Aussi, nous proposons de ne pas dissocier les élections municipales et territoriales en Polynésie française. Le premier tour des municipales serait donc repoussé au 13 mai, en simultanéité avec les élections territoriales. Le deuxième tour des municipales interviendrait, quant à lui, le 20 mai 2001.
M. le président. La parole est à M. Allouche, pour défendre l'amendement n° 4.
M. Guy Allouche. Cet amendement va dans le même sens que celui que vient de présenter à l'instant mon collègue et ami Yvon Collin.
Dans son propos liminaire, M. le secrétaire d'Etat a fait état des raisons qui inciteraient à cette concomitance d'élections. Je voudrais rappeler pour ma part que, lorsque notre ancien collègue M. Pierre Mazeaud avait proposé de décaler dans le temps, pour des raisons d'ailleurs justifiées, l'élection de la nouvelle assemblée pour qu'elle ait lieu simultanément à la mise en place du statut, nous avions cru comprendre à l'époque que c'était une mesure dérogatoire et qu'on en reviendrait ensuite au cycle normal.
Aujourd'hui, je pense que, pour des raisons de bon sens et pour éviter un grand nombre de désagréments à nos compatriotes polynésiens, qui se verraient obligés de se déplacer plusieurs fois - nous nous plaignons tous du taux important d'abstentions qui règne dans toute la République française - il serait opportun de repousser les élections municipales.
Nous avons déjà eu l'occasion au cours de ces dernières années de changer la date d'élection. Je rappelle qu'en 1995 les élections municipales ont été déplacées à cause d'un autre scrutin national, tout aussi important, voire plus important puisqu'il s'agissait du premier d'entre les scrutins. Il est donc devenu relativement fréquent que le Parlement tienne compte de circonstances exceptionnelles pour déplacer telle ou telle élection.
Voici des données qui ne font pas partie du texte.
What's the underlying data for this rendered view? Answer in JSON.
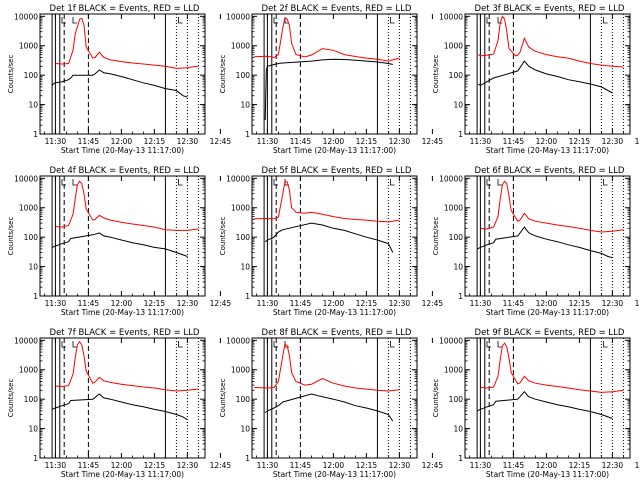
{
  "chart_data": [
    {
      "type": "line",
      "title": "Det 1f BLACK = Events, RED = LLD",
      "xlabel": "Start Time (20-May-13 11:17:00)",
      "ylabel": "Counts/sec",
      "y_scale": "log",
      "ylim": [
        1,
        12000
      ],
      "y_ticks": [
        1,
        10,
        100,
        1000,
        10000
      ],
      "x_ticks": [
        "11:30",
        "11:45",
        "12:00",
        "12:15",
        "12:30",
        "12:45"
      ],
      "series": [
        {
          "color": "#ff0000",
          "x": [
            0,
            3,
            6,
            8,
            9,
            11,
            12,
            13,
            14,
            17,
            18,
            20,
            22,
            25,
            30,
            35,
            40,
            45,
            50,
            55,
            60,
            62,
            65
          ],
          "values": [
            250,
            240,
            250,
            700,
            2500,
            8000,
            8500,
            5000,
            900,
            380,
            400,
            600,
            400,
            330,
            290,
            260,
            240,
            220,
            200,
            170,
            180,
            190,
            200
          ]
        },
        {
          "color": "#000000",
          "x": [
            -1.5,
            -1,
            0,
            3,
            6,
            7,
            8,
            17,
            18,
            20,
            22,
            25,
            30,
            35,
            40,
            45,
            50,
            55,
            58,
            60
          ],
          "values": [
            45,
            50,
            55,
            60,
            70,
            80,
            100,
            100,
            110,
            150,
            120,
            110,
            90,
            70,
            55,
            45,
            35,
            30,
            20,
            18
          ]
        }
      ]
    },
    {
      "type": "line",
      "title": "Det 2f BLACK = Events, RED = LLD",
      "xlabel": "Start Time (20-May-13 11:17:00)",
      "ylabel": "Counts/sec",
      "y_scale": "log",
      "ylim": [
        1,
        12000
      ],
      "y_ticks": [
        1,
        10,
        100,
        1000,
        10000
      ],
      "x_ticks": [
        "11:30",
        "11:45",
        "12:00",
        "12:15",
        "12:30",
        "12:45"
      ],
      "series": [
        {
          "color": "#ff0000",
          "x": [
            -6,
            0,
            3,
            5,
            7,
            8,
            9,
            10,
            11,
            13,
            17,
            20,
            25,
            30,
            35,
            40,
            45,
            50,
            55,
            60
          ],
          "values": [
            420,
            440,
            400,
            500,
            4000,
            9000,
            8000,
            5000,
            1200,
            500,
            420,
            480,
            800,
            700,
            500,
            430,
            380,
            350,
            300,
            380
          ]
        },
        {
          "color": "#000000",
          "x": [
            -1,
            -0.5,
            0,
            3,
            5,
            7,
            20,
            25,
            30,
            35,
            40,
            45,
            50,
            55,
            57
          ],
          "values": [
            3,
            150,
            200,
            230,
            250,
            260,
            300,
            330,
            350,
            340,
            320,
            300,
            280,
            250,
            230
          ]
        }
      ]
    },
    {
      "type": "line",
      "title": "Det 3f BLACK = Events, RED = LLD",
      "xlabel": "Start Time (20-May-13 11:17:00)",
      "ylabel": "Counts/sec",
      "y_scale": "log",
      "ylim": [
        1,
        12000
      ],
      "y_ticks": [
        1,
        10,
        100,
        1000,
        10000
      ],
      "x_ticks": [
        "11:30",
        "11:45",
        "12:00",
        "12:15",
        "12:30",
        "12:45"
      ],
      "series": [
        {
          "color": "#ff0000",
          "x": [
            -1,
            0,
            3,
            6,
            8,
            9,
            10,
            11,
            12,
            13,
            16,
            17,
            18,
            20,
            22,
            25,
            30,
            35,
            40,
            45,
            50,
            55,
            60,
            65
          ],
          "values": [
            500,
            450,
            480,
            520,
            1500,
            6000,
            10000,
            8000,
            3000,
            800,
            450,
            480,
            600,
            1800,
            900,
            650,
            500,
            420,
            380,
            300,
            250,
            220,
            200,
            190
          ]
        },
        {
          "color": "#000000",
          "x": [
            -1,
            0,
            3,
            6,
            17,
            20,
            22,
            25,
            30,
            35,
            40,
            45,
            50,
            55,
            58,
            60
          ],
          "values": [
            50,
            45,
            60,
            80,
            140,
            300,
            200,
            150,
            110,
            90,
            70,
            60,
            50,
            40,
            30,
            25
          ]
        }
      ]
    },
    {
      "type": "line",
      "title": "Det 4f BLACK = Events, RED = LLD",
      "xlabel": "Start Time (20-May-13 11:17:00)",
      "ylabel": "Counts/sec",
      "y_scale": "log",
      "ylim": [
        1,
        12000
      ],
      "y_ticks": [
        1,
        10,
        100,
        1000,
        10000
      ],
      "x_ticks": [
        "11:30",
        "11:45",
        "12:00",
        "12:15",
        "12:30",
        "12:45"
      ],
      "series": [
        {
          "color": "#ff0000",
          "x": [
            0,
            3,
            6,
            8,
            9,
            10,
            11,
            12,
            13,
            14,
            17,
            18,
            20,
            22,
            25,
            30,
            35,
            40,
            45,
            50,
            55,
            60,
            65
          ],
          "values": [
            230,
            220,
            250,
            600,
            2000,
            6000,
            8000,
            6500,
            3000,
            900,
            380,
            400,
            550,
            450,
            380,
            320,
            280,
            250,
            220,
            180,
            170,
            170,
            190
          ]
        },
        {
          "color": "#000000",
          "x": [
            -1.5,
            0,
            3,
            6,
            7,
            17,
            20,
            22,
            25,
            30,
            35,
            40,
            45,
            50,
            55,
            58,
            60
          ],
          "values": [
            45,
            50,
            60,
            70,
            90,
            120,
            140,
            110,
            100,
            80,
            65,
            55,
            45,
            40,
            30,
            25,
            22
          ]
        }
      ]
    },
    {
      "type": "line",
      "title": "Det 5f BLACK = Events, RED = LLD",
      "xlabel": "Start Time (20-May-13 11:17:00)",
      "ylabel": "Counts/sec",
      "y_scale": "log",
      "ylim": [
        1,
        12000
      ],
      "y_ticks": [
        1,
        10,
        100,
        1000,
        10000
      ],
      "x_ticks": [
        "11:30",
        "11:45",
        "12:00",
        "12:15",
        "12:30",
        "12:45"
      ],
      "series": [
        {
          "color": "#ff0000",
          "x": [
            -6,
            0,
            3,
            5,
            7,
            8,
            9,
            10,
            11,
            13,
            17,
            20,
            25,
            30,
            35,
            40,
            45,
            50,
            55,
            60
          ],
          "values": [
            420,
            430,
            420,
            480,
            3000,
            8000,
            7500,
            4000,
            1000,
            700,
            650,
            700,
            600,
            500,
            430,
            400,
            380,
            350,
            330,
            380
          ]
        },
        {
          "color": "#000000",
          "x": [
            -1,
            0,
            3,
            5,
            7,
            20,
            25,
            30,
            35,
            40,
            45,
            50,
            55,
            57
          ],
          "values": [
            70,
            80,
            100,
            150,
            180,
            300,
            260,
            200,
            170,
            130,
            100,
            80,
            60,
            30
          ]
        }
      ]
    },
    {
      "type": "line",
      "title": "Det 6f BLACK = Events, RED = LLD",
      "xlabel": "Start Time (20-May-13 11:17:00)",
      "ylabel": "Counts/sec",
      "y_scale": "log",
      "ylim": [
        1,
        12000
      ],
      "y_ticks": [
        1,
        10,
        100,
        1000,
        10000
      ],
      "x_ticks": [
        "11:30",
        "11:45",
        "12:00",
        "12:15",
        "12:30",
        "12:45"
      ],
      "series": [
        {
          "color": "#ff0000",
          "x": [
            0,
            3,
            6,
            8,
            9,
            10,
            11,
            12,
            13,
            14,
            17,
            18,
            20,
            22,
            25,
            30,
            35,
            40,
            45,
            50,
            55,
            60,
            65
          ],
          "values": [
            200,
            190,
            220,
            500,
            2000,
            6000,
            8000,
            6500,
            2500,
            800,
            350,
            380,
            650,
            420,
            350,
            300,
            260,
            230,
            200,
            170,
            150,
            160,
            180
          ]
        },
        {
          "color": "#000000",
          "x": [
            -1.5,
            0,
            3,
            6,
            7,
            17,
            20,
            22,
            25,
            30,
            35,
            40,
            45,
            50,
            55,
            58,
            60
          ],
          "values": [
            40,
            45,
            55,
            65,
            85,
            110,
            220,
            140,
            110,
            85,
            70,
            55,
            45,
            35,
            28,
            22,
            20
          ]
        }
      ]
    },
    {
      "type": "line",
      "title": "Det 7f BLACK = Events, RED = LLD",
      "xlabel": "Start Time (20-May-13 11:17:00)",
      "ylabel": "Counts/sec",
      "y_scale": "log",
      "ylim": [
        1,
        12000
      ],
      "y_ticks": [
        1,
        10,
        100,
        1000,
        10000
      ],
      "x_ticks": [
        "11:30",
        "11:45",
        "12:00",
        "12:15",
        "12:30",
        "12:45"
      ],
      "series": [
        {
          "color": "#ff0000",
          "x": [
            0,
            3,
            6,
            8,
            9,
            10,
            11,
            12,
            13,
            14,
            17,
            18,
            20,
            22,
            25,
            30,
            35,
            40,
            45,
            50,
            55,
            60,
            65
          ],
          "values": [
            280,
            270,
            290,
            700,
            2500,
            7000,
            9000,
            7000,
            3000,
            900,
            350,
            380,
            550,
            420,
            370,
            320,
            290,
            260,
            240,
            210,
            190,
            200,
            220
          ]
        },
        {
          "color": "#000000",
          "x": [
            -1.5,
            0,
            3,
            6,
            7,
            17,
            20,
            22,
            25,
            30,
            35,
            40,
            45,
            50,
            55,
            58,
            60
          ],
          "values": [
            45,
            50,
            60,
            70,
            90,
            100,
            150,
            110,
            100,
            80,
            65,
            55,
            45,
            38,
            30,
            25,
            20
          ]
        }
      ]
    },
    {
      "type": "line",
      "title": "Det 8f BLACK = Events, RED = LLD",
      "xlabel": "Start Time (20-May-13 11:17:00)",
      "ylabel": "Counts/sec",
      "y_scale": "log",
      "ylim": [
        1,
        12000
      ],
      "y_ticks": [
        1,
        10,
        100,
        1000,
        10000
      ],
      "x_ticks": [
        "11:30",
        "11:45",
        "12:00",
        "12:15",
        "12:30",
        "12:45"
      ],
      "series": [
        {
          "color": "#ff0000",
          "x": [
            -6,
            0,
            3,
            5,
            7,
            8,
            9,
            10,
            11,
            13,
            17,
            20,
            25,
            30,
            35,
            40,
            45,
            50,
            55,
            60
          ],
          "values": [
            250,
            240,
            250,
            400,
            3000,
            7500,
            6500,
            3000,
            800,
            400,
            300,
            320,
            500,
            350,
            280,
            240,
            220,
            200,
            190,
            210
          ]
        },
        {
          "color": "#000000",
          "x": [
            -1,
            0,
            3,
            5,
            7,
            20,
            25,
            30,
            35,
            40,
            45,
            50,
            55,
            57
          ],
          "values": [
            35,
            40,
            50,
            60,
            80,
            150,
            120,
            100,
            80,
            60,
            50,
            40,
            30,
            18
          ]
        }
      ]
    },
    {
      "type": "line",
      "title": "Det 9f BLACK = Events, RED = LLD",
      "xlabel": "Start Time (20-May-13 11:17:00)",
      "ylabel": "Counts/sec",
      "y_scale": "log",
      "ylim": [
        1,
        12000
      ],
      "y_ticks": [
        1,
        10,
        100,
        1000,
        10000
      ],
      "x_ticks": [
        "11:30",
        "11:45",
        "12:00",
        "12:15",
        "12:30",
        "12:45"
      ],
      "series": [
        {
          "color": "#ff0000",
          "x": [
            0,
            3,
            6,
            8,
            9,
            10,
            11,
            12,
            13,
            14,
            17,
            18,
            20,
            22,
            25,
            30,
            35,
            40,
            45,
            50,
            55,
            60,
            65
          ],
          "values": [
            250,
            240,
            260,
            600,
            2200,
            6500,
            8000,
            6000,
            2500,
            800,
            330,
            360,
            600,
            420,
            350,
            300,
            270,
            240,
            210,
            190,
            170,
            180,
            200
          ]
        },
        {
          "color": "#000000",
          "x": [
            -1.5,
            0,
            3,
            6,
            7,
            17,
            20,
            22,
            25,
            30,
            35,
            40,
            45,
            50,
            55,
            58,
            60
          ],
          "values": [
            40,
            45,
            55,
            65,
            85,
            100,
            180,
            120,
            100,
            80,
            65,
            55,
            45,
            38,
            30,
            25,
            22
          ]
        }
      ]
    }
  ]
}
J'ajoute qu'en mars 2001, en métropole, nous allons voter et pour des municipales et pour des cantonales. La concomitance n'est donc pas un fait exceptionnel. Comme la jurisprudence du Conseil constitutionnel nous enseigne qu'il est préférable d'allonger un mandat que de le raccourcir, j'ai pensé qu'il était judicieux de repousser de quelques semaines le scrutin municipal.
Enfin, je reprendrai un argument qu'a invoqué M. le secrétaire d'Etat : il n'y a pas de démocratie sans moyens.
Si la démocratie n'a pas de prix, elle a un coût et, pour qu'elle soit respectée, il faut tenir compte de la spécificité polynésienne, des conditions d'éloignement et permettre à toutes les formations politiques d'accéder, autant que faire se peut, à une égalité, non seulement de traitement, mais également de moyens.
Or nous savons que les moyens des différentes formations politiques polynésiennes sont très disparates. Ce serait, me semble-t-il, une manifestation de démocratie vivante que de donner aux petits partis l'occasion de participer aux deux scrutins.
M. le président. Quel est l'avis de la commission sur les amendements n° 2 rectifié et 4 ?
M. Lucien Lanier, rapporteur. L'article 227 du code électoral dispose en substance, que les conseillers municipaux sont renouvelés intégralement au mois de mars, à une date fixée au moins trois mois auparavant.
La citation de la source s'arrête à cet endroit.